CHICAGO -- White-gloved officers line a city block as the strains of bagpipes break the silence of a cold, bright morning. A grieving widow follows a flag-draped coffin into a church.
For the third time in less than nine months, members of the Chicago Police Department mourned a veteran officer shot to death in the line of duty.
The killings -- along with another shooting that left an officer partially paralyzed -- have police brass reassessing procedures, and the rank and file grasping for answers.
"I knew it was going to happen when I got on the job, and then I didn't go to any funerals for the first year and a half.
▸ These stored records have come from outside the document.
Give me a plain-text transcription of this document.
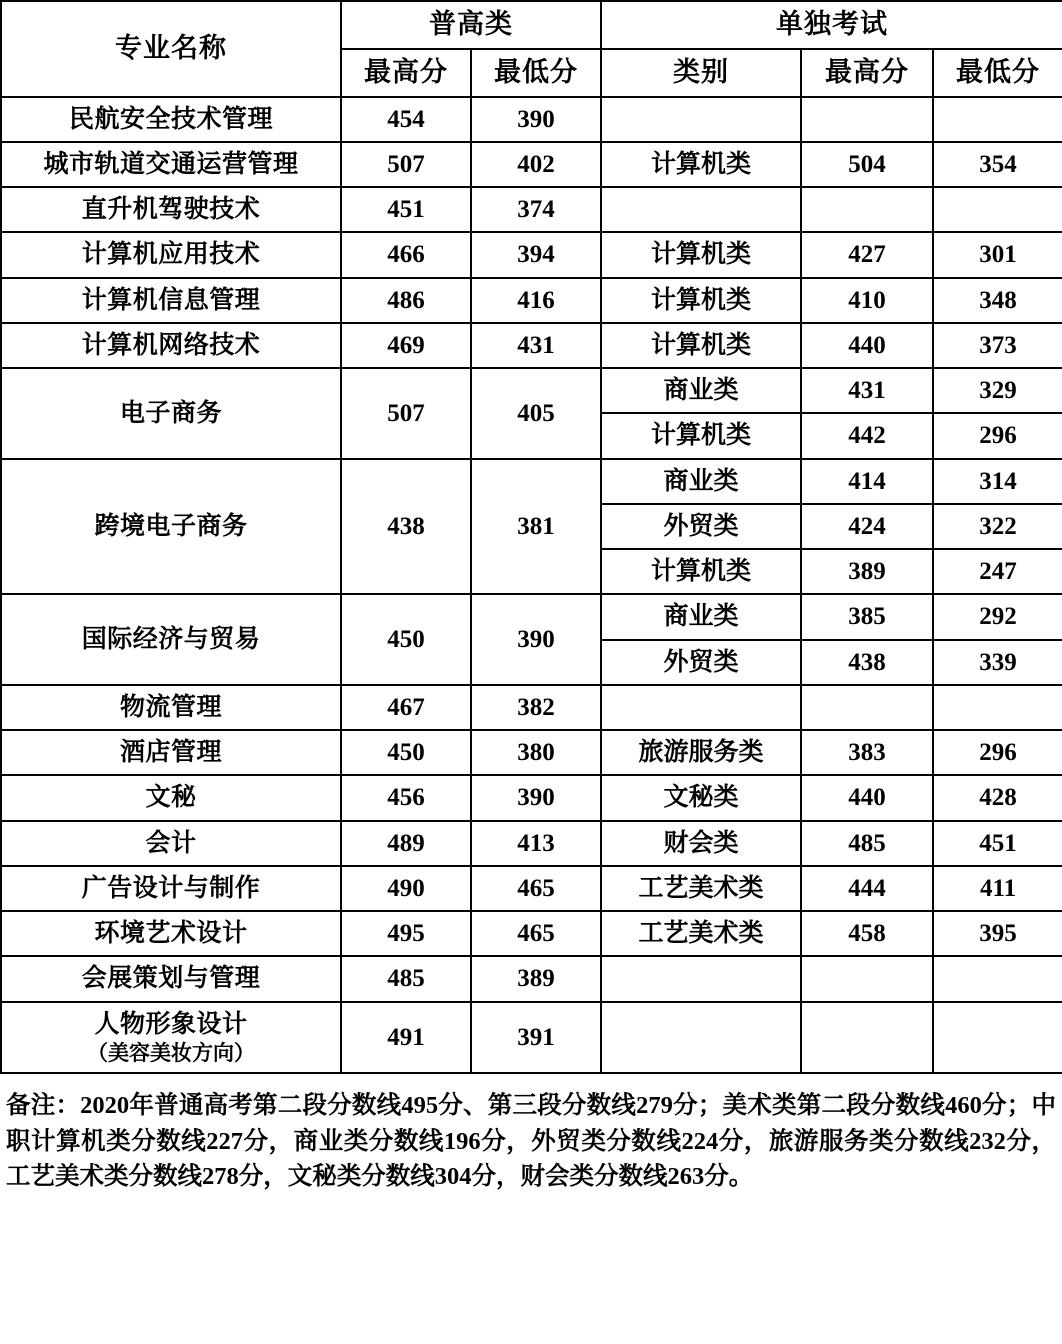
专业名称	普高类		单独考试		
	最高分	最低分	类别	最高分	最低分
民航安全技术管理	454	390			
城市轨道交通运营管理	507	402	计算机类	504	354
直升机驾驶技术	451	374			
计算机应用技术	466	394	计算机类	427	301
计算机信息管理	486	416	计算机类	410	348
计算机网络技术	469	431	计算机类	440	373
电子商务	507	405	商业类	431	329
			计算机类	442	296
跨境电子商务	438	381	商业类	414	314
			外贸类	424	322
			计算机类	389	247
国际经济与贸易	450	390	商业类	385	292
			外贸类	438	339
物流管理	467	382			
酒店管理	450	380	旅游服务类	383	296
文秘	456	390	文秘类	440	428
会计	489	413	财会类	485	451
广告设计与制作	490	465	工艺美术类	444	411
环境艺术设计	495	465	工艺美术类	458	395
会展策划与管理	485	389			
人物形象设计
（美容美妆方向）	491	391			
备注：2020年普通高考第二段分数线495分、第三段分数线279分；美术类第二段分数线460分；中职计算机类分数线227分，商业类分数线196分，外贸类分数线224分，旅游服务类分数线232分，工艺美术类分数线278分，文秘类分数线304分，财会类分数线263分。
And now three in a row," said Joe Krettek, who joined the force in 1999.
"I'm not getting used to it," he said.
After more than two years without a fatal shooting, two Chicago police officers were killed last summer. Brian Strouse, 33, was shot while investigating a report of gunfire in an alley, allegedly by a 16-year-old gang member. Eric Lee, 37, was killed trying to break up a fight, also in an alley.
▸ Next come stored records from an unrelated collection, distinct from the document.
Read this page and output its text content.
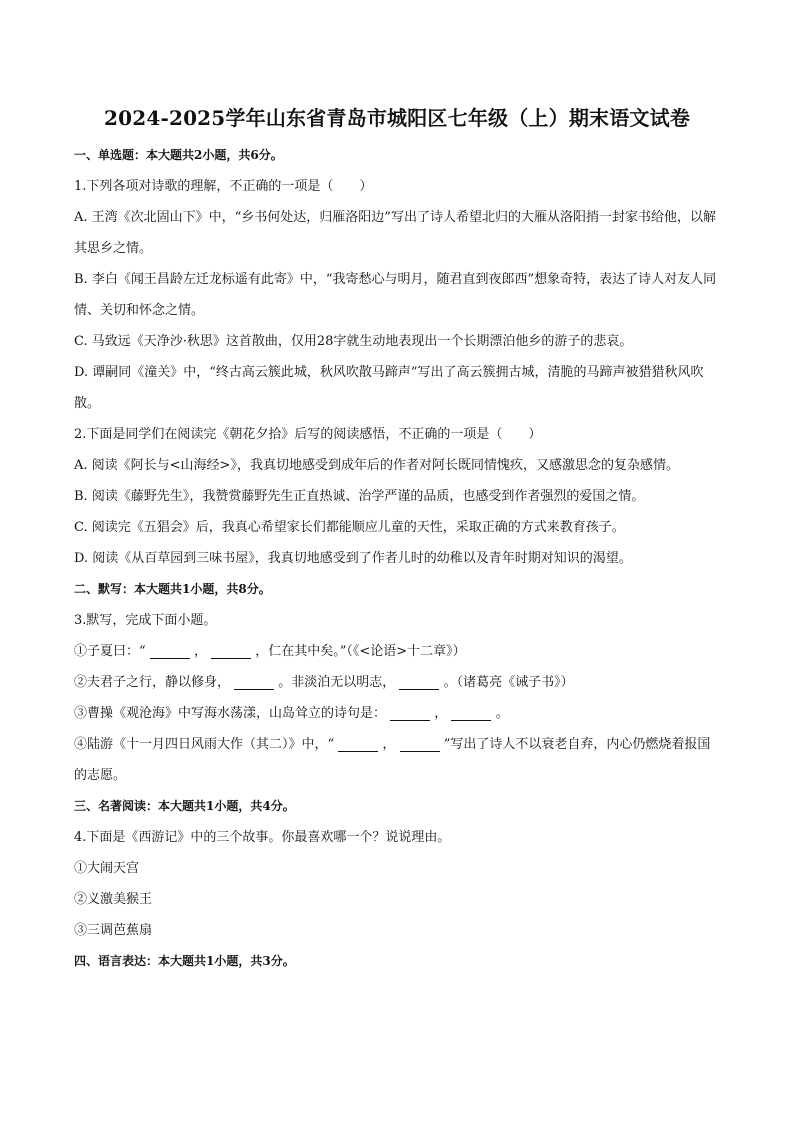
2024-2025学年山东省青岛市城阳区七年级（上）期末语文试卷
一、单选题：本大题共2小题，共6分。
1.下列各项对诗歌的理解，不正确的一项是（　　）
A. 王湾《次北固山下》中，“乡书何处达，归雁洛阳边”写出了诗人希望北归的大雁从洛阳捎一封家书给他，以解其思乡之情。
B. 李白《闻王昌龄左迁龙标遥有此寄》中，“我寄愁心与明月，随君直到夜郎西”想象奇特，表达了诗人对友人同情、关切和怀念之情。
C. 马致远《天净沙·秋思》这首散曲，仅用28字就生动地表现出一个长期漂泊他乡的游子的悲哀。
D. 谭嗣同《潼关》中，“终古高云簇此城，秋风吹散马蹄声”写出了高云簇拥古城，清脆的马蹄声被猎猎秋风吹散。
2.下面是同学们在阅读完《朝花夕拾》后写的阅读感悟，不正确的一项是（　　）
A. 阅读《阿长与<山海经>》，我真切地感受到成年后的作者对阿长既同情愧疚，又感激思念的复杂感情。
B. 阅读《藤野先生》，我赞赏藤野先生正直热诚、治学严谨的品质，也感受到作者强烈的爱国之情。
C. 阅读完《五猖会》后，我真心希望家长们都能顺应儿童的天性，采取正确的方式来教育孩子。
D. 阅读《从百草园到三味书屋》，我真切地感受到了作者儿时的幼稚以及青年时期对知识的渴望。
二、默写：本大题共1小题，共8分。
3.默写，完成下面小题。
①子夏曰：“	，	，仁在其中矣。”（《<论语>十二章》）
②夫君子之行，静以修身，	。非淡泊无以明志，	。（诸葛亮《诫子书》）
③曹操《观沧海》中写海水荡漾，山岛耸立的诗句是：	，	。
④陆游《十一月四日风雨大作（其二）》中，“	，	”写出了诗人不以衰老自弃，内心仍燃烧着报国的志愿。
三、名著阅读：本大题共1小题，共4分。
4.下面是《西游记》中的三个故事。你最喜欢哪一个？说说理由。
①大闹天宫
②义激美猴王
③三调芭蕉扇
四、语言表达：本大题共1小题，共3分。
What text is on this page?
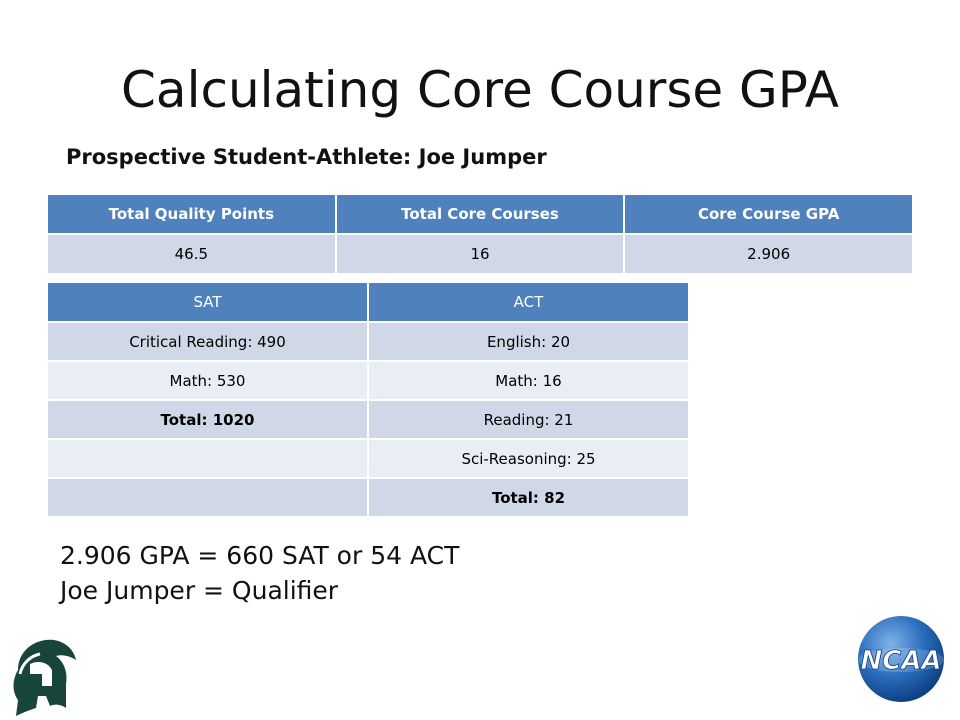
Calculating Core Course GPA
Prospective Student-Athlete: Joe Jumper
Total Quality Points	Total Core Courses	Core Course GPA
46.5	16	2.906
SAT	ACT
Critical Reading: 490	English: 20
Math: 530	Math: 16
Total: 1020	Reading: 21
	Sci-Reasoning: 25
	Total: 82
2.906 GPA = 660 SAT or 54 ACT
Joe Jumper = Qualifier
NCAA
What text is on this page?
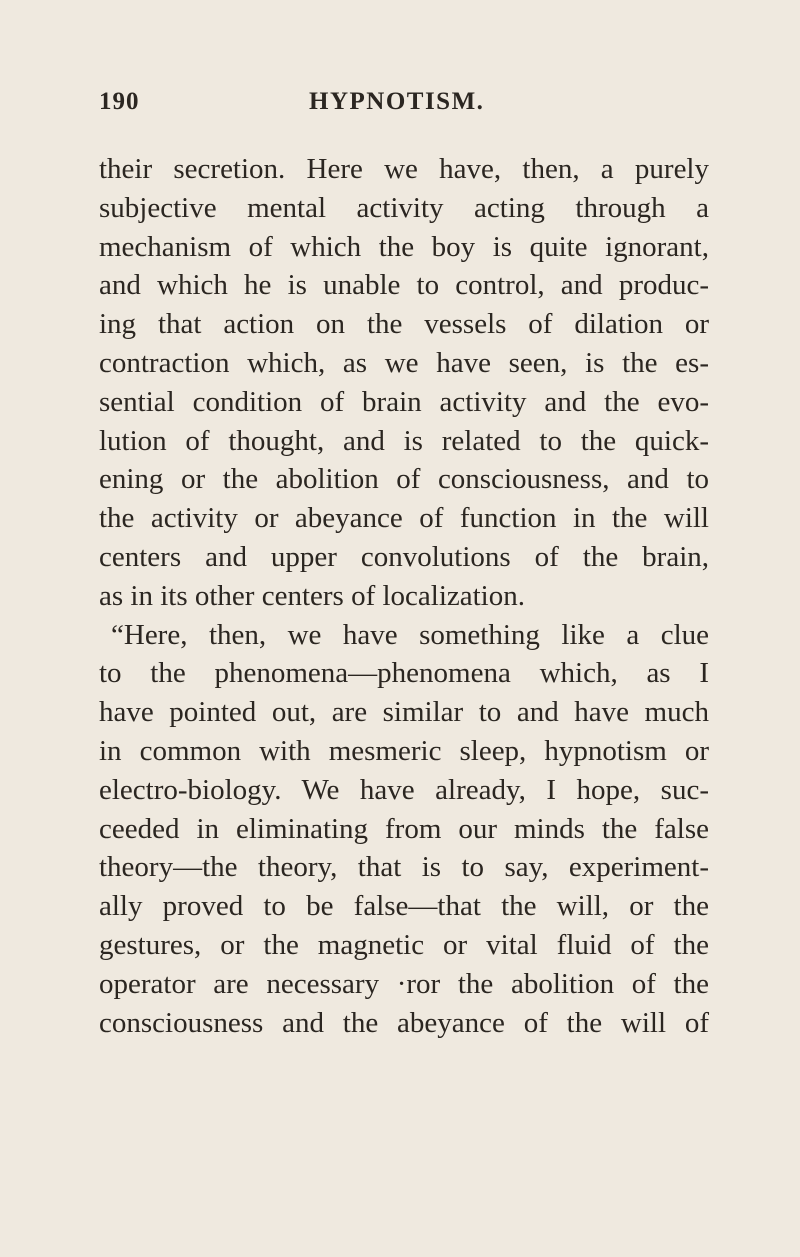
190	HYPNOTISM.
their secretion. Here we have, then, a purely
subjective mental activity acting through a
mechanism of which the boy is quite ignorant,
and which he is unable to control, and produc-
ing that action on the vessels of dilation or
contraction which, as we have seen, is the es-
sential condition of brain activity and the evo-
lution of thought, and is related to the quick-
ening or the abolition of consciousness, and to
the activity or abeyance of function in the will
centers and upper convolutions of the brain,
as in its other centers of localization.
“Here, then, we have something like a clue
to the phenomena—phenomena which, as I
have pointed out, are similar to and have much
in common with mesmeric sleep, hypnotism or
electro-biology. We have already, I hope, suc-
ceeded in eliminating from our minds the false
theory—the theory, that is to say, experiment-
ally proved to be false—that the will, or the
gestures, or the magnetic or vital fluid of the
operator are necessary ·ror the abolition of the
consciousness and the abeyance of the will of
Then last week, 47-year-old Donald Marquez was shot to death while trying to serve an arrest warrant. Police said that after repeated attempts to coax the suspect from his apartment failed, Marquez broke down the door and was met by a barrage of gunfire.
He left behind a wife, four children and a 2-week-old grandchild.
The latest shooting has prompted police to consider whether officers should change the way they serve subpoenas and make arrests in civil cases. Marquez and his partner were trying to arrest a 77-year-old man Monday who had been cited for 29 housing violations and had ignored several subpoenas.
Marquez was in plain clothes and not wearing a bulletproof vest, a violation of police code. He was shot once in the head and twice in the chest.
"The bottom line is whenever a police officer is shot and killed, something went wrong somewhere," said department spokesman Pat Camden.